TOKYO — The top executive of Midea Group has joined the management team of Toshiba Lifestyle Products & Services, a white goods subsidiary that the Chinese consumer electronics maker acquired last year.
By making the unusual move, Midea Chairman and President Paul Fang could be signaling that the Chinese group is uneasy about possible collateral damage from Toshiba‘s nuclear power debacle.
Midea usually adopts a hands-off approach with acquisitions, allowing them a lot of management independence. This is the first time Fang has taken an executive post at a group company.
Fang took the title of part-time chairman at Toshiba Lifestyle on Feb. 8, replacing Andy Gu, a senior Midea executive in charge of the group’s overseas operations. Gu, who supervised Midea’s purchase of Toshiba’s home appliance business, has become a part-time board member.
Toshiba Lifestyle President Toshiro Ishiwatari, who hails from Toshiba, and Vice President Lin Nan, sent in by Midea, will retain their positions.
Midea people now constitute three of the eight members of the Toshiba Lifestyle board.
When Ishiwatari visited Midea’s headquarters in Guangdong Province in December, Fang asked him to help come up with effective ideas to “make Toshiba shine again.”
There is frequent communication between Midea and Toshiba Lifestyle on both the executive and rank-and-file levels.
The change of ownership has led to higher efficiency at Toshiba Lifestyle. Since it came under the Chinese company’s umbrella, decision making has become much speedier and the number of meetings has decreased by about 30%.
When Midea announced the acquisition at the end of last March, Fang said Toshiba Lifestyle would play an important role in Midea’s globalization. “We hope,” he said, “to grow it into a world-leading maker of home appliances.”
Year after acquisition, Fang wants to make Toshiba brand ‘shine again’
YUKIHIRO OMOTO, Nikkei staff writer
The two companies are currently focusing on developing new products for summer.
Toshiba Lifestyle in January brought together top executives of major consumer electronics retailers at a Tokyo hotel. The attendees were surprised that Toshiba President Satoshi Tsunakawa made an appearance. Tsunakawa at the time was handling a financial crisis, having just learned of tremendous losses at Toshiba’s nuclear power business.

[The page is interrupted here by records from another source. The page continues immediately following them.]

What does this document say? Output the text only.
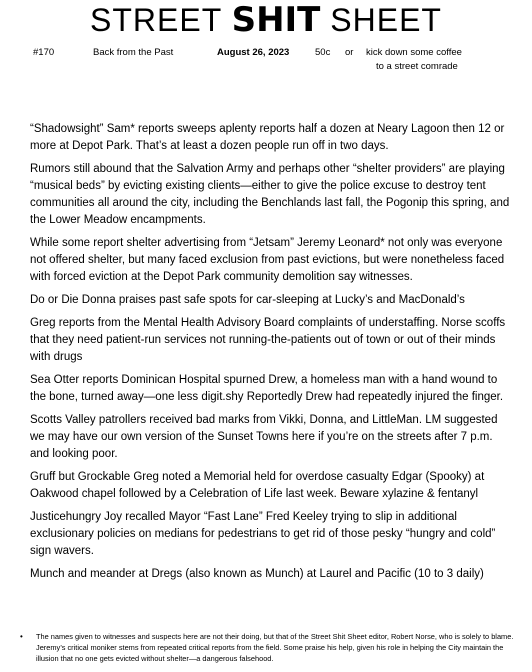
STREET SHIT SHEET
#170	Back from the Past	August 26, 2023	50c or kick down some coffee
to a street comrade

“Shadowsight” Sam* reports sweeps aplenty reports half a dozen at Neary Lagoon then 12 or more at Depot Park. That’s at least a dozen people run off in two days.

Rumors still abound that the Salvation Army and perhaps other “shelter providers” are playing “musical beds” by evicting existing clients—either to give the police excuse to destroy tent communities all around the city, including the Benchlands last fall, the Pogonip this spring, and the Lower Meadow encampments.

While some report shelter advertising from “Jetsam” Jeremy Leonard* not only was everyone not offered shelter, but many faced exclusion from past evictions, but were nonetheless faced with forced eviction at the Depot Park community demolition say witnesses.

Do or Die Donna praises past safe spots for car-sleeping at Lucky’s and MacDonald’s

Greg reports from the Mental Health Advisory Board complaints of understaffing. Norse scoffs that they need patient-run services not running-the-patients out of town or out of their minds with drugs

Sea Otter reports Dominican Hospital spurned Drew, a homeless man with a hand wound to the bone, turned away—one less digit.shy Reportedly Drew had repeatedly injured the finger.

Scotts Valley patrollers received bad marks from Vikki, Donna, and LittleMan. LM suggested we may have our own version of the Sunset Towns here if you’re on the streets after 7 p.m. and looking poor.

Gruff but Grockable Greg noted a Memorial held for overdose casualty Edgar (Spooky) at Oakwood chapel followed by a Celebration of Life last week. Beware xylazine & fentanyl

Justicehungry Joy recalled Mayor “Fast Lane” Fred Keeley trying to slip in additional exclusionary policies on medians for pedestrians to get rid of those pesky “hungry and cold” sign wavers.

Munch and meander at Dregs (also known as Munch) at Laurel and Pacific (10 to 3 daily)

• The names given to witnesses and suspects here are not their doing, but that of the Street Shit Sheet editor, Robert Norse, who is solely to blame. Jeremy’s critical moniker stems from repeated critical reports from the field. Some praise his help, given his role in helping the City maintain the illusion that no one gets evicted without shelter—a dangerous falsehood.
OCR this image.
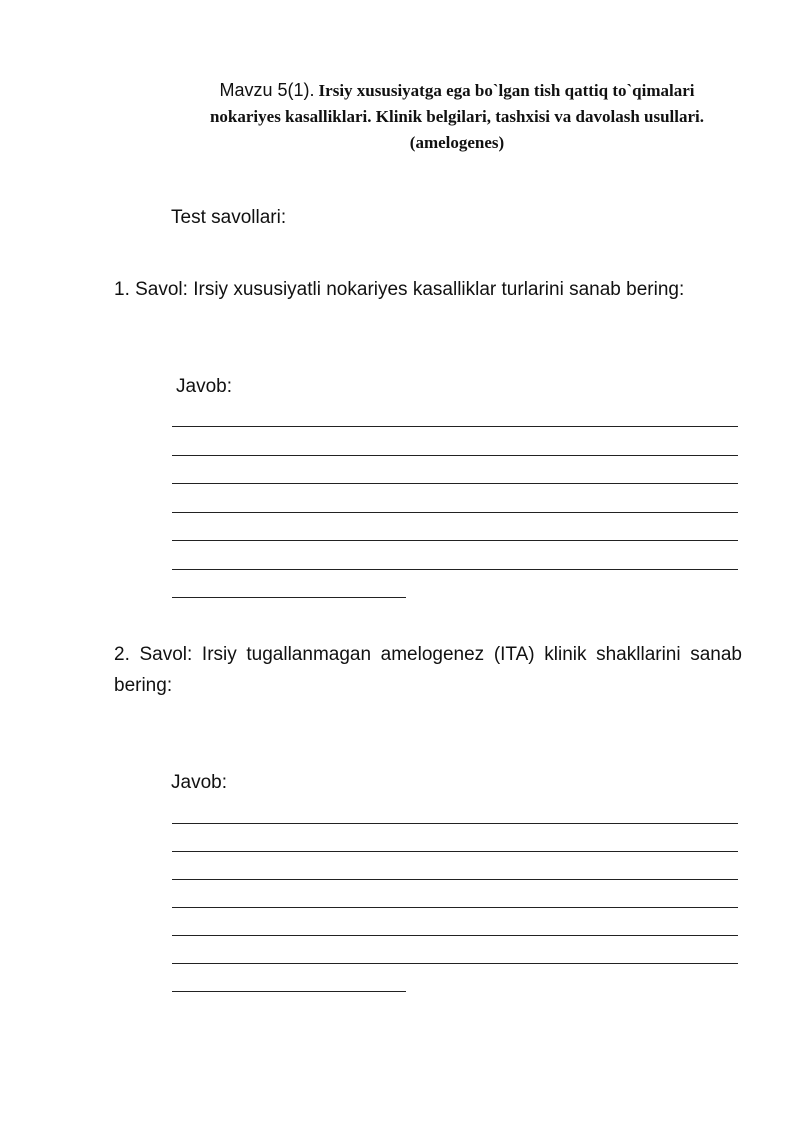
Mavzu 5(1). Irsiy xususiyatga ega bo`lgan tish qattiq to`qimalari
nokariyes kasalliklari. Klinik belgilari, tashxisi va davolash usullari.
(amelogenes)
Test savollari:
1. Savol: Irsiy xususiyatli nokariyes kasalliklar turlarini sanab bering:
Javob:
2. Savol: Irsiy tugallanmagan amelogenez (ITA) klinik shakllarini sanab bering:
Javob:
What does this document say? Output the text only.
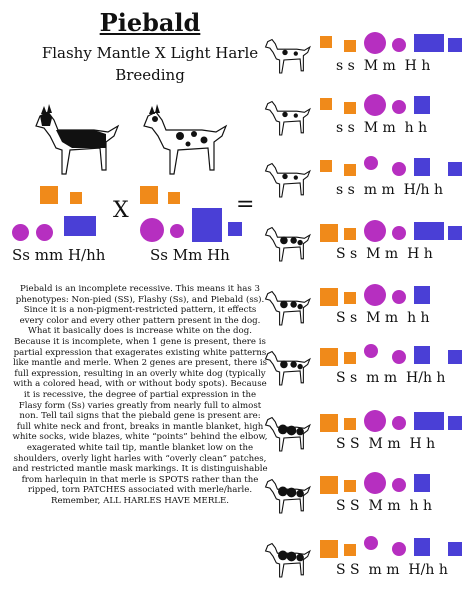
Piebald
Flashy Mantle X Light Harle
Breeding
Ss mm H/hh
X
Ss Mm Hh
=
Piebald is an incomplete recessive. This means it has 3 phenotypes: Non-pied (SS), Flashy (Ss), and Piebald (ss). Since it is a non-pigment-restricted pattern, it effects every color and every other pattern present in the dog. What it basically does is increase white on the dog. Because it is incomplete, when 1 gene is present, there is partial expression that exagerates existing white patterns like mantle and merle. When 2 genes are present, there is full expression, resulting in an overly white dog (typically with a colored head, with or without body spots). Because it is recessive, the degree of partial expression in the Flasy form (Ss) varies greatly from nearly full to almost non. Tell tail signs that the piebald gene is present are: full white neck and front, breaks in mantle blanket, high white socks, wide blazes, white “points” behind the elbow, exagerated white tail tip, mantle blanket low on the shoulders, overly light harles with “overly clean” patches, and restricted mantle mask markings. It is distinguishable from harlequin in that merle is SPOTS rather than the ripped, torn PATCHES associated with merle/harle. Remember, ALL HARLES HAVE MERLE.
s s  M m  H h
s s  M m  h h
s s  m m  H/h h
S s  M m  H h
S s  M m  h h
S s  m m  H/h h
S S  M m  H h
S S  M m  h h
S S  m m  H/h h
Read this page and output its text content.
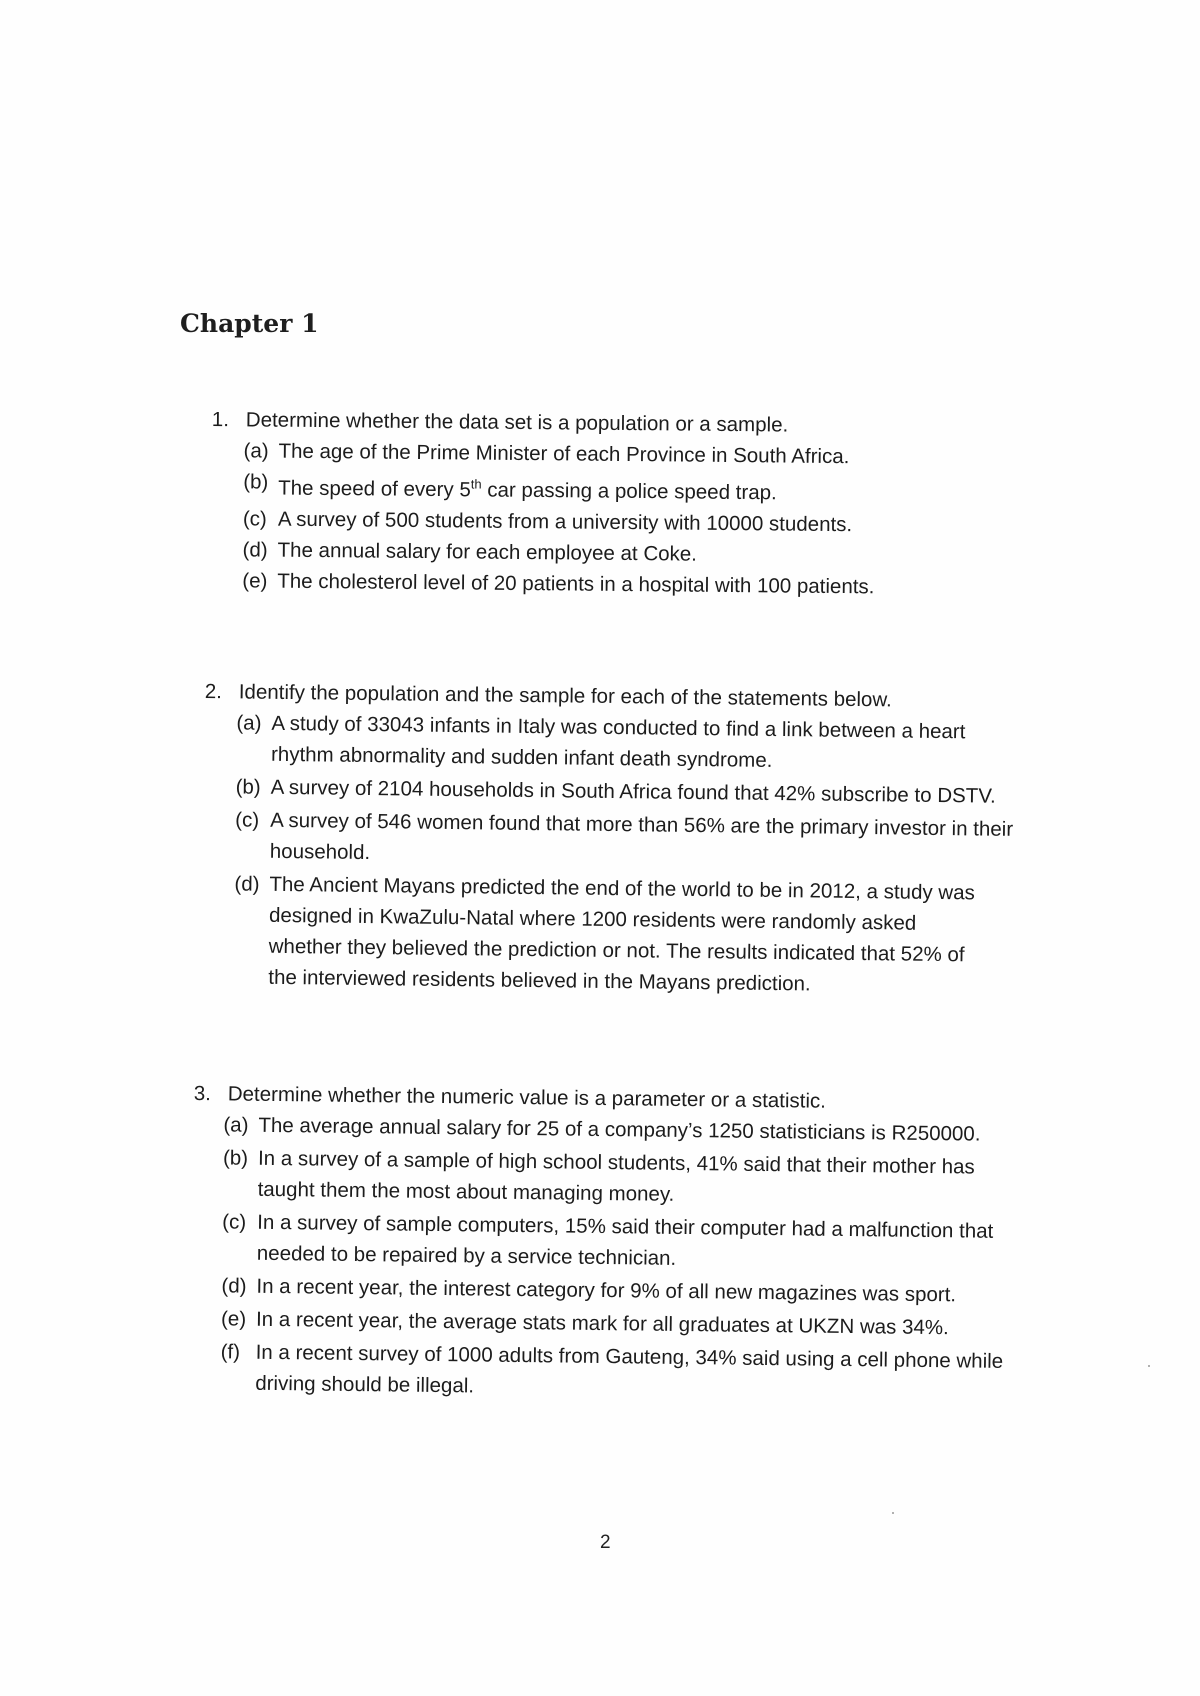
Chapter 1
1. Determine whether the data set is a population or a sample.
(a) The age of the Prime Minister of each Province in South Africa.
(b) The speed of every 5th car passing a police speed trap.
(c) A survey of 500 students from a university with 10000 students.
(d) The annual salary for each employee at Coke.
(e) The cholesterol level of 20 patients in a hospital with 100 patients.
2. Identify the population and the sample for each of the statements below.
(a) A study of 33043 infants in Italy was conducted to find a link between a heart rhythm abnormality and sudden infant death syndrome.
(b) A survey of 2104 households in South Africa found that 42% subscribe to DSTV.
(c) A survey of 546 women found that more than 56% are the primary investor in their household.
(d) The Ancient Mayans predicted the end of the world to be in 2012, a study was designed in KwaZulu-Natal where 1200 residents were randomly asked whether they believed the prediction or not. The results indicated that 52% of the interviewed residents believed in the Mayans prediction.
3. Determine whether the numeric value is a parameter or a statistic.
(a) The average annual salary for 25 of a company’s 1250 statisticians is R250000.
(b) In a survey of a sample of high school students, 41% said that their mother has taught them the most about managing money.
(c) In a survey of sample computers, 15% said their computer had a malfunction that needed to be repaired by a service technician.
(d) In a recent year, the interest category for 9% of all new magazines was sport.
(e) In a recent year, the average stats mark for all graduates at UKZN was 34%.
(f) In a recent survey of 1000 adults from Gauteng, 34% said using a cell phone while driving should be illegal.
2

“Since products for consumers offer important points of contact [with customers], we will continue to put great value in the business,” Tsunakawa said in his speech.
The pool of red ink spilled by its nuclear business is only the latest in a string of scandals at Toshiba. It was only in May 2015 that the company said it was looking into its poor accounting practices, a scandal it called as damaging as anything it had ever faced.
Even though it has not been linked directly to these problems, Toshiba Lifestyle is still feeling some negative side effects.
“Some of our customers are certainly worried,” a Toshiba Lifestyle executive said. “We can usually ease their concerns by explaining [that the company has become part of Midea Group], but our sales are being adversely affected.”
There are a couple of positive signs. Toshiba’s personal computer business appears to finally be on a path toward profitability. And the company’s TV unit one recent month actually did post a profit.
The nuclear fiasco hit as Toshiba’s consumer electronics business was showing signs of life.
But consumers are sensitive to brand image, and Toshiba’s brand is now tarnished.
Toshiba has adopted a new marketing strategy to get the shine back that includes a spirited TV campaign supported by Midea’s financial muscle.
Fang has led Midea through some trouble of its own. His new role at Toshiba Lifestyle may show some angst about the future of the group’s Japanese subsidiary.